The cost to taxpayers appears minimal: some deputies' and clerks' time and Haakenson's time.
“Overall, it's a great protection for not a lot of tax dollars,” Sullivan said.
But the protection is not perfect.
The most obvious loophole is that the judge has to rely on what he hears in court.
“They can always lie, of course, but if they get caught with (a gun), then they have a violation,” Brophy said.
Sullivan has had cases when he strongly suspected the suspects owned guns, but there was no way to prove it.
A case in point: Anita Satterlee of Hillsboro, who was assaulted in July 2011 by her estranged husband, Joseph Satterlee.
According to a report by End Domestic Abuse Wisconsin, Joseph pushed Anita down stairs. He was arrested for disorderly conduct.
About two weeks later, Anita got a domestic abuse injunction, which contained a firearms-surrender requirement.
Joseph surrendered several guns but kept a .357 revolver.
About a month after the first assault, Joseph rammed his car into her vehicle and shot Anita seven times, killing her. Then he committed suicide.
Another loophole: The third party could give the firearms back to the owner.
“All I can do is give them a stern lecture: 'If you let them use the firearms, then you go to jail,'” Haakenson said.
Since 2000, at least 50 Wisconsinites have been killed in domestic violence homicides when the perpetrators were legally prohibited from possessing firearms, according to Domestic Abuse Wisconsin. The organization advocates for background checks of those buying guns.
Sullivan said the new procedure is not the perfect solution.
“If a subject is determined enough, they'll find a way. They don't need a firearm to do it,” Sullivan said.
Sullivan noted that the weapon was a roofing ax in the last domestic homicide he prosecuted.
Some people might wonder how the 2nd Amendment right to bear arms figures in all of this.

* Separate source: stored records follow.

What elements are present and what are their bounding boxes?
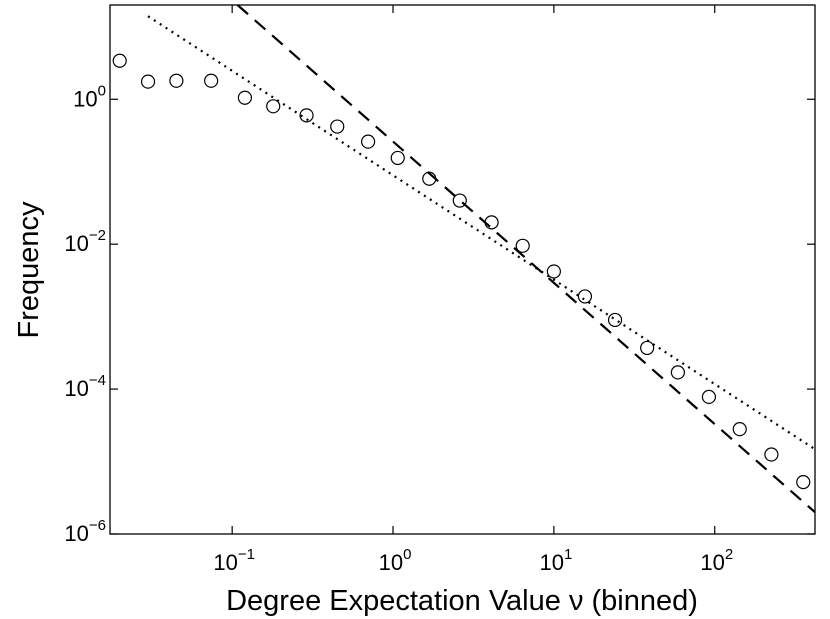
data-point [361, 134, 376, 149]
x-tick-label: 102 [700, 546, 733, 575]
data-point [701, 389, 717, 405]
data-point [515, 238, 530, 253]
y-axis: 10−6 10−4 10−2 100 [64, 82, 815, 546]
y-tick-label: 10−4 [64, 372, 106, 401]
data-point [204, 73, 219, 88]
data-point [577, 289, 593, 304]
x-tick-label: 10−1 [213, 546, 255, 575]
x-tick-label: 101 [539, 546, 572, 575]
data-point [169, 73, 184, 88]
data-point [546, 264, 561, 279]
data-point [452, 193, 467, 208]
data-point [484, 215, 499, 230]
data-point [422, 171, 437, 186]
x-tick-label: 100 [379, 546, 412, 575]
data-point [330, 119, 345, 134]
data-point [764, 447, 779, 462]
y-tick-label: 10−2 [64, 227, 106, 256]
y-tick-label: 10−6 [64, 517, 106, 546]
x-axis: 10−1 100 101 102 [213, 5, 733, 575]
data-point [640, 340, 655, 356]
trend-lines [147, 5, 815, 514]
dashed-fit-line [236, 5, 815, 514]
data-point [266, 99, 281, 114]
dotted-fit-line [147, 15, 815, 451]
data-point [732, 422, 747, 437]
data-point [140, 74, 156, 89]
data-point [390, 150, 405, 166]
x-axis-title: Degree Expectation Value ν (binned) [226, 585, 698, 617]
y-axis-title: Frequency [13, 201, 45, 339]
data-point [607, 312, 623, 328]
data-point [299, 108, 314, 123]
data-point [670, 365, 685, 380]
y-tick-label: 100 [73, 82, 106, 111]
plot-area-frame [109, 4, 816, 535]
data-point [237, 90, 253, 105]
data-point [796, 475, 811, 490]
data-markers [112, 53, 811, 490]
data-point [112, 53, 127, 68]
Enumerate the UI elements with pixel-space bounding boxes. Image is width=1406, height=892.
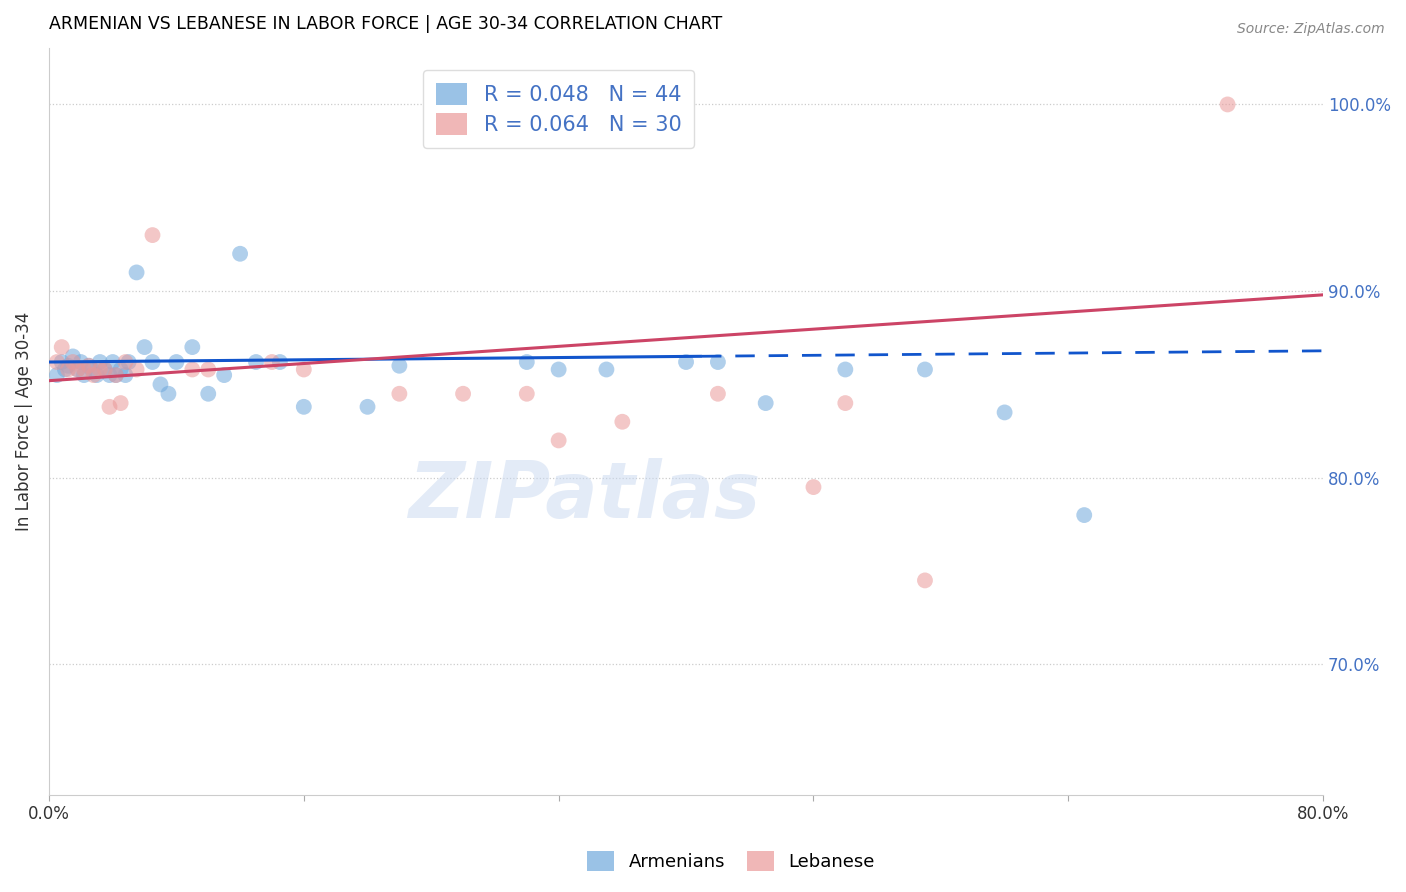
Text: ARMENIAN VS LEBANESE IN LABOR FORCE | AGE 30-34 CORRELATION CHART: ARMENIAN VS LEBANESE IN LABOR FORCE | AG… (49, 15, 723, 33)
Text: ZIPatlas: ZIPatlas (408, 458, 761, 534)
Point (86, 368, 108, 383)
Point (269, 355, 291, 369)
Point (77, 359, 100, 373)
Point (45, 368, 67, 383)
Point (707, 386, 730, 401)
Point (77, 359, 100, 373)
Point (83, 368, 105, 383)
Point (707, 355, 730, 369)
Point (834, 396, 856, 410)
Point (1216, 97, 1239, 112)
Point (141, 355, 163, 369)
Point (98, 368, 121, 383)
Point (356, 400, 378, 414)
Point (157, 386, 180, 401)
Point (755, 396, 778, 410)
Point (260, 355, 283, 369)
Point (547, 362, 569, 376)
Point (66, 362, 89, 376)
Point (197, 362, 219, 376)
Point (141, 228, 163, 243)
Point (803, 480, 825, 494)
Point (292, 400, 315, 414)
Point (69, 355, 91, 369)
Point (93, 362, 115, 376)
Point (181, 340, 204, 354)
Point (125, 265, 148, 279)
Point (229, 246, 252, 260)
Point (181, 362, 204, 376)
Point (451, 386, 474, 401)
Point (547, 434, 569, 448)
Point (245, 355, 267, 369)
Point (1073, 508, 1095, 522)
Point (93, 362, 115, 376)
Point (914, 574, 936, 588)
Point (388, 359, 411, 373)
Point (114, 368, 136, 383)
Point (101, 355, 124, 369)
Point (212, 368, 235, 383)
Point (104, 368, 127, 383)
Point (994, 405, 1017, 419)
Point (165, 355, 187, 369)
Point (388, 386, 411, 401)
Point (53, 362, 76, 376)
Point (149, 377, 172, 392)
Point (73, 368, 96, 383)
Legend: Armenians, Lebanese: Armenians, Lebanese (581, 844, 882, 879)
Point (675, 355, 697, 369)
Point (104, 368, 127, 383)
Point (89, 362, 111, 376)
Point (51, 355, 73, 369)
Y-axis label: In Labor Force | Age 30-34: In Labor Force | Age 30-34 (15, 312, 32, 532)
Point (516, 386, 538, 401)
Point (73, 362, 96, 376)
Point (56, 359, 79, 373)
Point (197, 386, 219, 401)
Point (80, 362, 103, 376)
Point (56, 362, 79, 376)
Point (612, 415, 634, 429)
Point (110, 396, 132, 410)
Point (134, 340, 156, 354)
Legend: R = 0.048   N = 44, R = 0.064   N = 30: R = 0.048 N = 44, R = 0.064 N = 30 (423, 70, 695, 148)
Point (66, 362, 89, 376)
Point (62, 350, 84, 364)
Point (117, 355, 139, 369)
Point (98, 400, 121, 414)
Text: Source: ZipAtlas.com: Source: ZipAtlas.com (1237, 22, 1385, 37)
Point (45, 355, 67, 369)
Point (292, 362, 315, 376)
Point (89, 355, 111, 369)
Point (834, 362, 856, 376)
Point (114, 355, 136, 369)
Point (51, 340, 73, 354)
Point (914, 362, 936, 376)
Point (516, 355, 538, 369)
Point (110, 362, 132, 376)
Point (125, 362, 148, 376)
Point (595, 362, 617, 376)
Point (62, 355, 84, 369)
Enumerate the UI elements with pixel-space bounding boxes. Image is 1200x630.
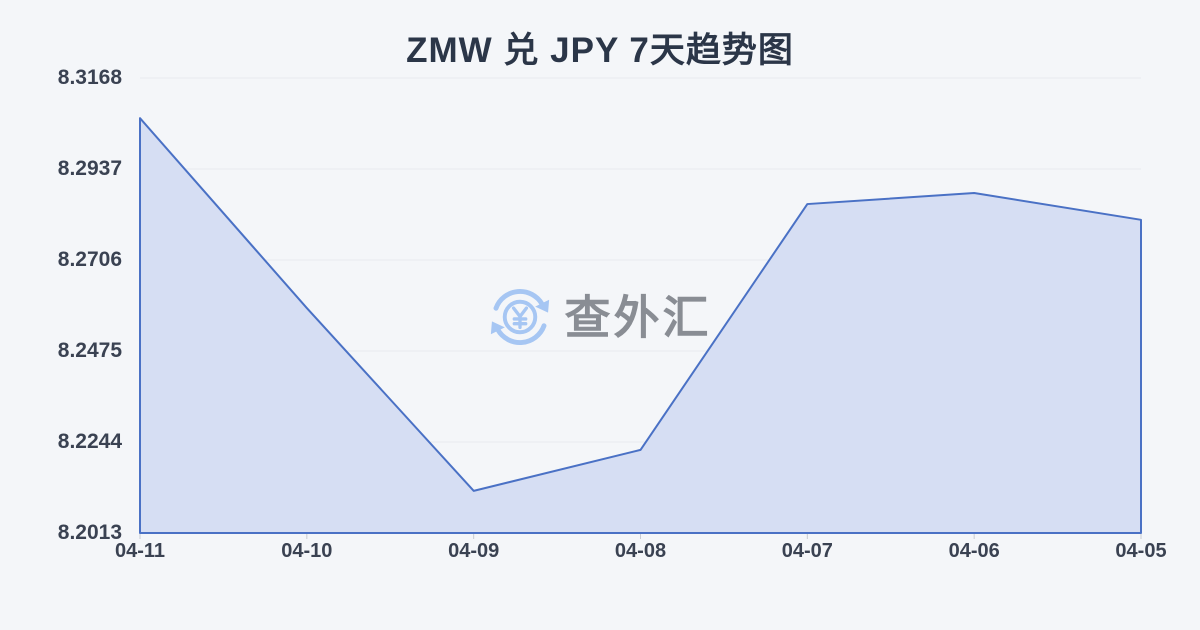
y-axis-label: 8.2013 <box>57 521 122 544</box>
y-axis-label: 8.3168 <box>57 66 122 89</box>
x-axis-label: 04-06 <box>948 540 1000 562</box>
y-axis-label: 8.2244 <box>57 430 122 453</box>
chart-title: ZMW 兑 JPY 7天趋势图 <box>406 31 794 70</box>
x-axis-label: 04-08 <box>614 540 667 562</box>
x-axis-label: 04-11 <box>114 540 166 562</box>
x-axis-label: 04-07 <box>781 540 833 562</box>
y-axis-label: 8.2475 <box>57 339 122 362</box>
trend-area <box>139 117 1142 534</box>
x-axis-label: 04-09 <box>448 540 500 562</box>
x-axis-label: 04-10 <box>281 540 333 562</box>
y-axis-label: 8.2706 <box>57 248 122 271</box>
y-axis-label: 8.2937 <box>57 157 122 180</box>
x-axis-label: 04-05 <box>1115 540 1167 562</box>
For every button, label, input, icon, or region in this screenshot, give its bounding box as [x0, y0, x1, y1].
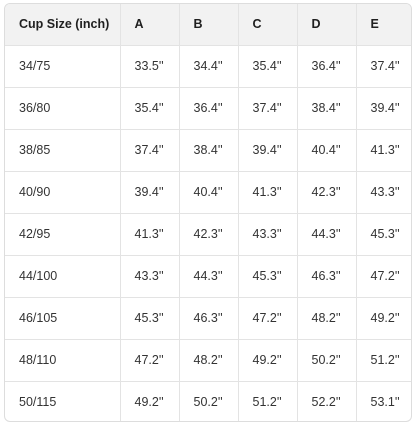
table-cell: 43.3''	[238, 213, 298, 256]
row-label: 42/95	[5, 213, 121, 256]
table-cell: 47.2''	[120, 339, 180, 382]
table-row: 36/80 35.4'' 36.4'' 37.4'' 38.4'' 39.4''	[5, 87, 411, 130]
table-cell: 47.2''	[238, 297, 298, 340]
size-table: Cup Size (inch) A B C D E 34/75 33.5'' 3…	[5, 4, 411, 421]
header-c: C	[238, 4, 298, 46]
table-cell: 45.3''	[120, 297, 180, 340]
table-cell: 49.2''	[356, 297, 411, 340]
table-cell: 46.3''	[179, 297, 239, 340]
table-cell: 42.3''	[179, 213, 239, 256]
table-cell: 39.4''	[120, 171, 180, 214]
table-row: 48/110 47.2'' 48.2'' 49.2'' 50.2'' 51.2'…	[5, 339, 411, 382]
header-cup-size: Cup Size (inch)	[5, 4, 121, 46]
table-cell: 36.4''	[297, 45, 357, 88]
table-cell: 34.4''	[179, 45, 239, 88]
row-label: 46/105	[5, 297, 121, 340]
table-cell: 41.3''	[120, 213, 180, 256]
table-cell: 47.2''	[356, 255, 411, 298]
table-cell: 41.3''	[238, 171, 298, 214]
row-label: 38/85	[5, 129, 121, 172]
table-cell: 36.4''	[179, 87, 239, 130]
table-cell: 40.4''	[297, 129, 357, 172]
table-cell: 51.2''	[356, 339, 411, 382]
row-label: 44/100	[5, 255, 121, 298]
table-row: 42/95 41.3'' 42.3'' 43.3'' 44.3'' 45.3''	[5, 213, 411, 256]
table-cell: 37.4''	[238, 87, 298, 130]
table-row: 46/105 45.3'' 46.3'' 47.2'' 48.2'' 49.2'…	[5, 297, 411, 340]
row-label: 36/80	[5, 87, 121, 130]
size-chart-table: Cup Size (inch) A B C D E 34/75 33.5'' 3…	[4, 3, 412, 422]
table-cell: 33.5''	[120, 45, 180, 88]
table-cell: 44.3''	[179, 255, 239, 298]
table-cell: 53.1''	[370, 395, 400, 410]
header-a: A	[120, 4, 180, 46]
table-cell: 39.4''	[238, 129, 298, 172]
table-cell: 35.4''	[120, 87, 180, 130]
table-cell: 43.3''	[120, 255, 180, 298]
table-cell: 52.2''	[297, 381, 357, 421]
table-row: 40/90 39.4'' 40.4'' 41.3'' 42.3'' 43.3''	[5, 171, 411, 214]
row-label: 34/75	[5, 45, 121, 88]
table-cell: 37.4''	[356, 45, 411, 88]
header-d: D	[297, 4, 357, 46]
header-e: E	[356, 4, 411, 46]
table-cell: 48.2''	[297, 297, 357, 340]
row-label: 50/115	[5, 381, 121, 421]
table-cell: 38.4''	[179, 129, 239, 172]
table-row: 44/100 43.3'' 44.3'' 45.3'' 46.3'' 47.2'…	[5, 255, 411, 298]
row-label: 48/110	[5, 339, 121, 382]
table-cell: 42.3''	[297, 171, 357, 214]
table-cell: 37.4''	[120, 129, 180, 172]
table-cell: 48.2''	[179, 339, 239, 382]
table-cell: 49.2''	[120, 381, 180, 421]
table-row: 50/115 49.2'' 50.2'' 51.2'' 52.2'' 53.1'…	[5, 381, 411, 421]
table-cell: 35.4''	[238, 45, 298, 88]
table-row: 34/75 33.5'' 34.4'' 35.4'' 36.4'' 37.4''	[5, 45, 411, 88]
table-cell: 39.4''	[356, 87, 411, 130]
table-cell: 50.2''	[297, 339, 357, 382]
header-b: B	[179, 4, 239, 46]
table-cell: 49.2''	[238, 339, 298, 382]
row-label: 40/90	[5, 171, 121, 214]
table-cell: 38.4''	[297, 87, 357, 130]
table-cell: 44.3''	[297, 213, 357, 256]
table-cell: 45.3''	[238, 255, 298, 298]
table-cell: 51.2''	[238, 381, 298, 421]
table-header-row: Cup Size (inch) A B C D E	[5, 4, 411, 46]
table-cell: 45.3''	[356, 213, 411, 256]
table-cell: 46.3''	[297, 255, 357, 298]
table-cell: 50.2''	[179, 381, 239, 421]
table-row: 38/85 37.4'' 38.4'' 39.4'' 40.4'' 41.3''	[5, 129, 411, 172]
table-cell: 40.4''	[179, 171, 239, 214]
table-cell: 41.3''	[356, 129, 411, 172]
table-cell: 43.3''	[356, 171, 411, 214]
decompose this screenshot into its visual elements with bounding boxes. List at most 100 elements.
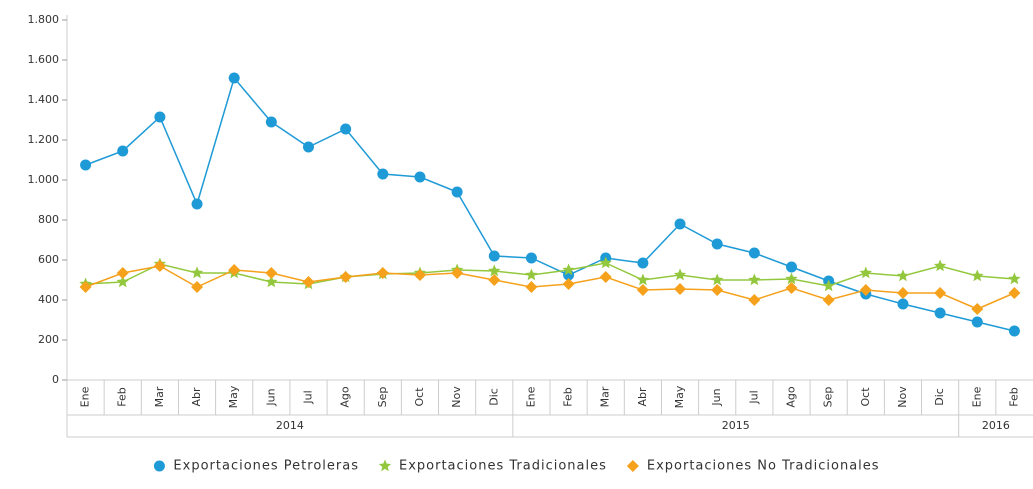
marker — [933, 259, 947, 272]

Sullivan pointed out that constitutional rights have limits. Speech is free, but it's not OK to shout “Fire!” in a crowded theater, for example.
State and federal laws bar lots of people from possessing firearms, including felons and people who have been found mentally incompetent.
In these cases, a neutral party—a judge or magistrate—decides whether to limit the right to possess a weapon.
Haakenson has sympathy for people in domestic-abuse situations.
“They're angry at someone they loved or still love,” he said. “Logic is not driving their decisions. … Nice people do unusual things because emotions drive them.”
That's why removing the firearms just might save a life.